Interviewing in Japan
Tips for what to do - and not do
Here are some pointers based on many years experience in Japan - as both interviewer and interviewee, many times over - on what to do during an interview for a job in Japan.
Japan job interviews - do's and don'ts
Arriving late or just on time is a big no-no, no matter how qualified you may be. Get there early, compose yourself, and wait near the designated room for the interview. I have been on personnel committees that chose the lesser of several candidates because the best qualified person showed up two minutes early and clearly rushed. Punctuality pays in japanese job interviews.
First impressions in Japan are very important. In addition to arriving on time for a japan job interview, having the correct "uniform" - a salaryman's conservative suit-and-tie, college professor jacket and tie (if only this one time) - is key to getting the position.

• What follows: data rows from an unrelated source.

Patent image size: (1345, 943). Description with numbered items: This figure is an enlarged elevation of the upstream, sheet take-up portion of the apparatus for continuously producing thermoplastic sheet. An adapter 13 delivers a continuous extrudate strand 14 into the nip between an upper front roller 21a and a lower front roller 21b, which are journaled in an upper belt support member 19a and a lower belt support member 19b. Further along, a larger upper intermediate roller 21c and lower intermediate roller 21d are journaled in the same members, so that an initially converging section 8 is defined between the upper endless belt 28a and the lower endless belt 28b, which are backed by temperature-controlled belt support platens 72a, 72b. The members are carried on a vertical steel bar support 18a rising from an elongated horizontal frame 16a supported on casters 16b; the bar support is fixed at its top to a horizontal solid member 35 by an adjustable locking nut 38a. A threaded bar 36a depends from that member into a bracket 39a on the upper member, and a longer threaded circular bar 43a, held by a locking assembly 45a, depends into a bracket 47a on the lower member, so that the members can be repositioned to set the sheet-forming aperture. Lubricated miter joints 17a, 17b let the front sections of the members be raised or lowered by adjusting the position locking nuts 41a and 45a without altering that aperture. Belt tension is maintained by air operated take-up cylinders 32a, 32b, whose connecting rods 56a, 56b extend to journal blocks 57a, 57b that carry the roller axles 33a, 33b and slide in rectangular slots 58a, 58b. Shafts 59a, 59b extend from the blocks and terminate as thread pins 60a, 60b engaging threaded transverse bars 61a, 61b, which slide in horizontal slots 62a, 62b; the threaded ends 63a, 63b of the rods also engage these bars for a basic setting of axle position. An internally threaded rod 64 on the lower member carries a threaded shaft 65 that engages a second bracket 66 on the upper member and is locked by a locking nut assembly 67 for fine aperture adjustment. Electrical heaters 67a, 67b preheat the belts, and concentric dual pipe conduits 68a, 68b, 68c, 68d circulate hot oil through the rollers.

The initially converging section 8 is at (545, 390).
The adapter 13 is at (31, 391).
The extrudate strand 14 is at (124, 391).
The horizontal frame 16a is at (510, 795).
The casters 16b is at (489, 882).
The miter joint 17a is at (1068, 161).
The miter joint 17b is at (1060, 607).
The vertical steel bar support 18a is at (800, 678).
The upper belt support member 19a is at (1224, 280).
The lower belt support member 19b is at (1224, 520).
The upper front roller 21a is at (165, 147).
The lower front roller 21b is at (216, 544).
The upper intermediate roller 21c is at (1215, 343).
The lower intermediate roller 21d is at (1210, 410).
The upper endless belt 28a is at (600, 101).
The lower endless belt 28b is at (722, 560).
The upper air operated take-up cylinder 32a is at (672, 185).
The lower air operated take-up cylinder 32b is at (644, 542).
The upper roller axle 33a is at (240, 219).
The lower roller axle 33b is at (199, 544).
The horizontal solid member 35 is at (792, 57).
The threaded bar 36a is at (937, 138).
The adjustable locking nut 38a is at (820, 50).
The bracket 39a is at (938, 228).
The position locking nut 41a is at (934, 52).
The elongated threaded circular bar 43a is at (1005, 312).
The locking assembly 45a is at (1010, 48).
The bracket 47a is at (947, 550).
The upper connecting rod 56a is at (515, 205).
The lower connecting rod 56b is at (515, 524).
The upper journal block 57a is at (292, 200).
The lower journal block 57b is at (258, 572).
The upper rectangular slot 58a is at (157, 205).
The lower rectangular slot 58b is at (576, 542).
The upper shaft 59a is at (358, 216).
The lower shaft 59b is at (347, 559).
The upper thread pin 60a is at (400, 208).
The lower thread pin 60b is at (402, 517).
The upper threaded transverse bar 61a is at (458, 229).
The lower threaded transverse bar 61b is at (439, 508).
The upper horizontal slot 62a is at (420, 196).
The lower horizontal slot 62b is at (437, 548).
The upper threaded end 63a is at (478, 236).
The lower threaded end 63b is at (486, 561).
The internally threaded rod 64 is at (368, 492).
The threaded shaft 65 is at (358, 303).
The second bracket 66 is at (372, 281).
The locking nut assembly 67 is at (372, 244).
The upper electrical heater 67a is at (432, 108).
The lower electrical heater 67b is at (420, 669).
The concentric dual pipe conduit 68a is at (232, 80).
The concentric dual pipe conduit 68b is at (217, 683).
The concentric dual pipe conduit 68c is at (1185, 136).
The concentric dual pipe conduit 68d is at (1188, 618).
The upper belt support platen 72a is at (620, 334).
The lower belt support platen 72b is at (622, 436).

3. Be self-confident and engaging but not too
This is tricky. You want to appear qualified and someone the people doing the hiring will want to work with. However, do not brag. State your talents, accomplishments, etc. in a manner that is truthful but not overbearing.
4. Do not discuss salary (unless you are in finance or investment banking)
The remuneration information is usually listed in the Japan job announcement and therefore you will be expected to be aware of this. Even if it was not, don't ask.
5. Reply to questions with specific, concrete answers
The people considering you need to know exactly what you can and cannot do, have and have not done.
6. Address all of the interviewers
Interviews in Japan are often done by committee. Be sure to address each of the members. Some of the members may not speak because of fluency issues, hierarchy, or - most dangerous - the person is so powerful s/he does not feel the need to speak. Be sure to address this person as well.
7. Read up on the company or university before the interview
You should be expected to know the basics of the history of the institution you are applying for employment at, what it makes, does, is famous for, etc. - and why you would be a good fit.
What questions will you be asked? In what language? Make a list of possible questions. Practice answering. Do so in Japanese. If you claim on your resume a certain level of proficiency in Japanese, be expected to prove that Japanese ability in the interview.
At the end of the interview in Japan, you will probably be asked if you have any questions. Not asking a question gives the impression you are not engaged.
10. If asked, "How long do you plan to stay in Japan?" Answer "Until retirement."
This is the one fib we will overlook. The reason is that, in the case of both a full-time seishain post at a company or tenure-track job at a university, you will not get the job if you hem and haw and say "A few years" or "I'm not really sure at this point." (To be fair, though, someone only planning on being in Japan temporarily or so is wasting his time and the company/university's time by applying for full-time job.)
11. When speaking in English, speak clearly
Don't speak down to an interviewer. However, some members of the committee may not be as fluent as others. Speak clearly and concisely.
Last, the hiring process is often political and or personal. The final decision is sometimes based on personal connections and or internal dynamics that have nothing to do with the interviewee.
Things to take away from a job interview in Japan
Use the interview process as learning experience - and don't expect anything.
Do your best, prepare like hell, and persist. There's a job in Japan out there for you.